Errata: Version 1.1 of the paper, reference, and optimized code corrects an error in which the length of the configuration string was passed in as the size of the internal block (256 bits for Skein-256, 512 for Skein-512, and 1024 for Skein-1024), instead of a constant 256 bits for all three sizes. This error has no cryptographic significance, but affected the test vectors and the initialization values. The revised code also fixes a bug in the MAC mode key processing. This bug does not affect the NIST submission in any way.
NIST has received 64 submissions. (This article interviews one of the submitters, who is fifteen.) Of those, 28 are public and six have been broken. NIST is going through the submissions right now, making sure they are complete and proper. Their goal is to publish the accepted submissions by the end of the month, in advance of the Third Cryptographic Hash Workshop to be held in Belgium right after FSE in February. They expect to quickly make a first cut of algorithms — hopefully to about a dozen — and then give the community about a year of cryptanalysis before making a second cut in 2010.
Lastly, this is a really nice article on Skein.
These submissions make some accommodation to the Core 2 processor. They operate in “little-endian” mode (a quirk of the Intel-like processors that reads some bytes in reverse order). They also allow a large file to be broken into chunks to split the work across multiple processors.
However, virtually all of the contest submissions share the performance problem mentioned above. The logic they use won’t optimally fit within the constraints of a Intel Core 2 processor. Most will perform as bad or worse than the existing SHA-1 algorithm.

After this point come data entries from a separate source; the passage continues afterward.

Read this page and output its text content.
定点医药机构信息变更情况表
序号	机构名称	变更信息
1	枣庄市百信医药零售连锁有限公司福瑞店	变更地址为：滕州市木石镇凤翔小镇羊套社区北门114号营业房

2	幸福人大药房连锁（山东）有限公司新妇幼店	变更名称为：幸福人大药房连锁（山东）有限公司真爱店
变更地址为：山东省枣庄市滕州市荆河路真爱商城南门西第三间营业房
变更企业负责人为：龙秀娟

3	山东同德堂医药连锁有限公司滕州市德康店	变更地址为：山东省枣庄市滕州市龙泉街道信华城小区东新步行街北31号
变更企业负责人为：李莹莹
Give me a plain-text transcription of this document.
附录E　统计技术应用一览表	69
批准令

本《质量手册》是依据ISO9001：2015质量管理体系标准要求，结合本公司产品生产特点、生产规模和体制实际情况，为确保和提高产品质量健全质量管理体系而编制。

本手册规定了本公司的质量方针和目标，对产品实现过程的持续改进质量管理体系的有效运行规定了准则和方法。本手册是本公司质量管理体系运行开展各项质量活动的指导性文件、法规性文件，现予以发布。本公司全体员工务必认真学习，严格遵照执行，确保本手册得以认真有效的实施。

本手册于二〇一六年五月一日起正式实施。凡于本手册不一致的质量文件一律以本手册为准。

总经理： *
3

One exception to this is Skein, created by several well-known cryptographers and noted pundit Bruce Schneier. It was designed specifically to exploit all three of the Core 2 execution units and to run at a full 64-bits. This gives it roughly four to 10 times the logic density of competing submissions.
This is what I meant by the Matrix quote above. They didn’t bend the spoon; they bent the crypto algorithm. They moved the logic operations around in a way that wouldn’t weaken the crypto, but would strengthen its speed on the Intel Core 2.
In their paper (PDF), the authors of Skein express surprise that a custom silicon ASIC implementation is not any faster than the software implementation. They shouldn’t be surprised. Every time you can redefine a problem to run optimally in software, you will reach the same speeds you get with optimized ASIC hardware. The reason software has a reputation of being slow is because people don’t redefine the original problem.
That’s exactly what we were trying to do.
EDITED TO ADD (11/20): I wrote an essay for Wired.com on the process.